SC Supreme Court weighs ‘flip-flopper’ accused killer’s fate


Barnes
Barnes

All five S.C. Supreme Court justices Wednesday seemed to agree that the death penalty case involving Steven Barnes before them was, well, one of a kind.

“I’m trying to figure out why we are here,” Associate Justice Costa Pleicones said at one point during the 45-minute hearing over whether Barnes should have a death sentence that was overturned in 2014 reinstated.

After court, 11th Circuit Solicitor Donnie Myers described the unusual situation this way: “One thing they all realize now is that Barnes is manipulative as all get out and he’ll play with the system.”

In 2010, Myers won a murder conviction and a death penalty sentence against Barnes from an Edgefield County jury.

That case involved a 2001 killing in which evidence prosecutors put up showed that Barnes, then 23, led a loose gang of high school seniors who hung out with him. He kept them supplied with money, girls and cars.

After Barnes accused one of his followers, Samuel Sturrup, 16, of stealing from him, he drove Sturrup to a remote part of Edgefield County, where he had other followers shoot Sturrup in various parts of the body, then shot him dead.

In the middle of his trial, held in Edgefield, Barnes fired his attorneys and asked the trial judge to let him represent himself. Judge Knox McMahon refused.

After he was convicted and sent to South Carolina’s Death Row, Barnes appealed and won a new trial on the grounds that McMahon had denied him his constitutional right to represent himself.

In 2014, the S.C. Supreme Court agreed and granted Barnes a new trial.

Once again, Myers is seeking the death penalty.

But after Barnes filed a motion saying he wanted court-appointed lawyers for his new trial, Myers – assisted by the S.C. Attorney General’s office – filed a motion with the Supreme Court.

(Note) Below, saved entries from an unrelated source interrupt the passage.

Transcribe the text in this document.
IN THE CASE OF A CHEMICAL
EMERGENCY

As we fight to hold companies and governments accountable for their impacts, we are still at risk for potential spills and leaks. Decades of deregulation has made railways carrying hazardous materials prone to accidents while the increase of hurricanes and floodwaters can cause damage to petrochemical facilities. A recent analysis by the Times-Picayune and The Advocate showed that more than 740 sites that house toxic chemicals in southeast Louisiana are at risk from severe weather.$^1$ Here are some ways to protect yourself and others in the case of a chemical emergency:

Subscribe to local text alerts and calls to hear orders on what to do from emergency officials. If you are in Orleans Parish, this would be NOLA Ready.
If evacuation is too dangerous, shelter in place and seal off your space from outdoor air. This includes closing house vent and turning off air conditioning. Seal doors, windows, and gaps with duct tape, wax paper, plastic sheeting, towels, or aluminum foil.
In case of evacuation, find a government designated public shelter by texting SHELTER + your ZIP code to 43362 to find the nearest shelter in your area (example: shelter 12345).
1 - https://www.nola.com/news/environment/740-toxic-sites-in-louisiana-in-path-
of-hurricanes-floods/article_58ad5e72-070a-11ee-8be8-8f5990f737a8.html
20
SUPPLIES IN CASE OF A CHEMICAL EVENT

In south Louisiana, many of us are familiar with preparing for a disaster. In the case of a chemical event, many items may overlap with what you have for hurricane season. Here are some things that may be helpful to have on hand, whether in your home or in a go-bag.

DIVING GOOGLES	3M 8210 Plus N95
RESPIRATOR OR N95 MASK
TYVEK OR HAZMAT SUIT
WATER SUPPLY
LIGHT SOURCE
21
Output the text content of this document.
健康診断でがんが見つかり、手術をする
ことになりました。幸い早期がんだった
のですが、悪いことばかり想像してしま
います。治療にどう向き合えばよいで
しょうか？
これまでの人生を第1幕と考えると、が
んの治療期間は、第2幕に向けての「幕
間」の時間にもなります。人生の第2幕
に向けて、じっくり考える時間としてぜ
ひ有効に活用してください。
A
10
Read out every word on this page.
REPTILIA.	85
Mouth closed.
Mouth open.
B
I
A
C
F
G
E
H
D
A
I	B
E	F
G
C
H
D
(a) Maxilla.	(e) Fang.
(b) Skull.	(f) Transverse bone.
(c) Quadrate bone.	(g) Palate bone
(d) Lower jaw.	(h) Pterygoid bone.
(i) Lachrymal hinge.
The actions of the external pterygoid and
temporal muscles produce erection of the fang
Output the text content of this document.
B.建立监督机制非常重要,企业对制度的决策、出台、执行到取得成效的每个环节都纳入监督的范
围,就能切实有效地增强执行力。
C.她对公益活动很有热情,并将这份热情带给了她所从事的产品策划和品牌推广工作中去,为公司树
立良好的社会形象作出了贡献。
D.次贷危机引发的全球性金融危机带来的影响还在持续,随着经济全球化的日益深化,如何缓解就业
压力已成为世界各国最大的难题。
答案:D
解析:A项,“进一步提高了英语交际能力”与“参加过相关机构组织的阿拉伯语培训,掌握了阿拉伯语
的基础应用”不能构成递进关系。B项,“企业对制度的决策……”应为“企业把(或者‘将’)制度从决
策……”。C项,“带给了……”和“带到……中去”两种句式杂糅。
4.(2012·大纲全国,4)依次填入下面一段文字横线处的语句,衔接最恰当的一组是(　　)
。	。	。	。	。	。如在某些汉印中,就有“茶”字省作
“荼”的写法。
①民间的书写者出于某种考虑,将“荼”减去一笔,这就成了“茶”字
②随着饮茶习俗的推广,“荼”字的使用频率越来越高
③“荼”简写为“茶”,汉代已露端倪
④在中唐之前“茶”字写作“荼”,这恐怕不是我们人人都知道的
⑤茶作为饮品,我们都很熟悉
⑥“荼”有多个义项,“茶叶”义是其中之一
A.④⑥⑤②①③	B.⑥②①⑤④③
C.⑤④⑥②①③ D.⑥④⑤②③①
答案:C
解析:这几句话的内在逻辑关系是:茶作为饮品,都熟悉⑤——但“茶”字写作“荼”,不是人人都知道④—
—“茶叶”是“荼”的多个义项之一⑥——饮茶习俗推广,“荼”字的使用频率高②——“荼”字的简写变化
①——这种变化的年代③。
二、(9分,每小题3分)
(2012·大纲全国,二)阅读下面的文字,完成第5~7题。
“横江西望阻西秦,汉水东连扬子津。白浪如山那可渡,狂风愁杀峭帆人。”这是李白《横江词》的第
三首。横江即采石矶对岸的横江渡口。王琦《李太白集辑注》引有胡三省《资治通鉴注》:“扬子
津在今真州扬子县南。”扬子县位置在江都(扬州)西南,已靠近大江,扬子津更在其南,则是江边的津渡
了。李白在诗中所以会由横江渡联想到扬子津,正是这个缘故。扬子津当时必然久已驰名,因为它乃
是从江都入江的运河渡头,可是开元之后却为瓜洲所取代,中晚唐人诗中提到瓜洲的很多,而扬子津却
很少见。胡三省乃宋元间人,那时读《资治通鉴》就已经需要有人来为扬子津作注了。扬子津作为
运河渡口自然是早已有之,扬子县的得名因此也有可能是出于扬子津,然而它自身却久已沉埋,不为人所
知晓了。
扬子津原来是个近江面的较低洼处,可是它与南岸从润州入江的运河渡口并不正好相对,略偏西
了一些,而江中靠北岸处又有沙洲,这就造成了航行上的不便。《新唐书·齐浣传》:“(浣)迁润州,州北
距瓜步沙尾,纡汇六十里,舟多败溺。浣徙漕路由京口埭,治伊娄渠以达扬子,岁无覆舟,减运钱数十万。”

The motion – which was argued Wednesday – was that since Barnes already had one trial with court-appointed lawyers, if he got new court-appointed lawyers appointed, he should have his death penalty and conviction reinstated.

To prosecutors, if Barnes wants a new trial, he should have one without lawyers, just like he did the first trial – or else get his sentence and death penalty reinstated.

“We have the right to reinstate because he received what he is asking for,” assistant attorney general Melody Brown.

But defense lawyer Jeff Bloom argued that Barnes should return to a new trial with “all his constitutional rights,” and that includes the right to choose to represent himself or to have court-appointed counsel.

Chief Justice Jean Toal raised a more fundamental question: “Here we’ve got the extreme example in this case of someone who could certainly be be viewed as manipulating the system, flip-flopping constantly so that he never gets tried...What can we do?”

Bloom told Toal that the trial judge is able to take any necessary steps to protect the system.

One thing was clear during Wednesday’s hearing – Toal is not amused when cell phones go off. When a cell phone interrupted an argument by Brown, the chief justice halted proceedings and expelled a man from the courtroom.

Justices did not decide on the issue Wednesday.